Studi come quello condotto dal King's College di Londra rivelano dati interessanti sull'ottimismo. La genetica è responsabile solo del 25% del nostro atteggiamento positivo, il che significa che ereditiamo solo questa piccola percentuale di ottimismo dai nostri genitori. Il resto, che ci piaccia o no, dipende dal nostro atteggiamento, dalla nostra visione della vita e dalla nostra determinazione.
Specialisti del settore come la dottoressa Leah Weiss, docente all’Università di Stanford ed esperta di consapevolezza sul lavoro, confermano che alcune persone sono in realtà ottimiste per natura. Comunque lo spiega queste persone decidono in un momento specifico quale atteggiamento adottare nei confronti dei problemi e quali strategie utilizzare per produrre cambiamento.

Cosa rende diverso il cervello di un ottimista?
Prima di passare a descrivere il cervello di un ottimista, ci sono alcuni aspetti che è opportuno chiarire. Innanzitutto bisogna sottolineare che l’ottimismo non è necessariamente sinonimo di felicità. Un atteggiamento ottimista comprende semplicemente tutte le strategie e le competenze che ci permettono di migliorare la qualità della nostra vita. Ottimismo
L'atteggiamento positivo tipico delle persone ottimiste deriva da una capacità molto importante: saper gestire lo stress quotidiano.
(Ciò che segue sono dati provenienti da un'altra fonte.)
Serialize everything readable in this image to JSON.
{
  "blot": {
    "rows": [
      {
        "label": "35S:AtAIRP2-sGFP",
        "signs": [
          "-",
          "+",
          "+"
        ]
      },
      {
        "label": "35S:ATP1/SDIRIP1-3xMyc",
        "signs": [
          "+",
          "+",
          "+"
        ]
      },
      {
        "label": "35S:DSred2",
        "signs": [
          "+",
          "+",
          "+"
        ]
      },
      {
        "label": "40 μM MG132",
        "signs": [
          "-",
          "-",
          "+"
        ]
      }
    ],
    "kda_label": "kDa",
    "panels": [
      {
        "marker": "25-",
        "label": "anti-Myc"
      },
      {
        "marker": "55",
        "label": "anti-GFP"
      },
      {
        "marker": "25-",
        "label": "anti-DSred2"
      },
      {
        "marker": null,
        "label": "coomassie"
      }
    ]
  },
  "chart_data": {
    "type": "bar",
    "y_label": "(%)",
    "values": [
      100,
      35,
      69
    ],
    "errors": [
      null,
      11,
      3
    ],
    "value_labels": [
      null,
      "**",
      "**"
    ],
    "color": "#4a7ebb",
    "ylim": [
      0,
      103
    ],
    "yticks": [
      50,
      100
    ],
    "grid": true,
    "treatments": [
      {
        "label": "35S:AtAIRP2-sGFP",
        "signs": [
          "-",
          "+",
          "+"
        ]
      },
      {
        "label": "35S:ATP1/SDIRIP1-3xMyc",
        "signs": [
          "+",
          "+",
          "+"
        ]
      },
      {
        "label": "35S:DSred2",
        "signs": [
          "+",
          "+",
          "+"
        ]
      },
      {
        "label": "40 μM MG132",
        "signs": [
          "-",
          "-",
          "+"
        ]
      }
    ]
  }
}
Questa visione ottimistica consente di gestire al meglio la tristezza . Le persone ottimiste sono quindi meno soggette ad ansia e disturbi depressivi. Sembra anche che siano più predisposti a stabilire legami più forti e duraturi.
Il cervello di un ottimista: emisfero sinistro
Il dottor Richard Davidson, direttore del laboratorio di Neuroscienze Affettive dell'Università del Wisconsin, ha condotto una serie di studi per dimostrare un fenomeno tanto curioso quanto eloquente. Lo stesso Daniel Goleman in uno dei suoi articoli spiega i risultati di questo studio:
Quando una persona è angosciata, arrabbiata o ha alti livelli di ansia, rabbia o frustrazione, le aree cerebrali più attive sono l’amigdala e il cervello. corteccia prefrontale destra . Al contrario, quando ci troviamo in uno stato emotivo più positivo, ottimista, entusiasta e pieno di energia, la corteccia prefrontale sinistra registra livelli di attività più elevati.
Questa ricerca dimostra quindi che le emozioni positive attivano l’emisfero cerebrale sinistro. Quindi eccoci qui

È bene tenere presente un fatto interessante che David Goleman sottolinea spesso nei suoi libri e articoli: tutti possiamo sviluppare un atteggiamento positivo, aperto e flessibile. Dobbiamo solo imparare a gestire meglio lo stress, incanalare le nostre emozioni e usarle a nostro vantaggio. Non è mai troppo tardi, concentriamoci e indirizziamo sempre lo sguardo verso l'orizzonte.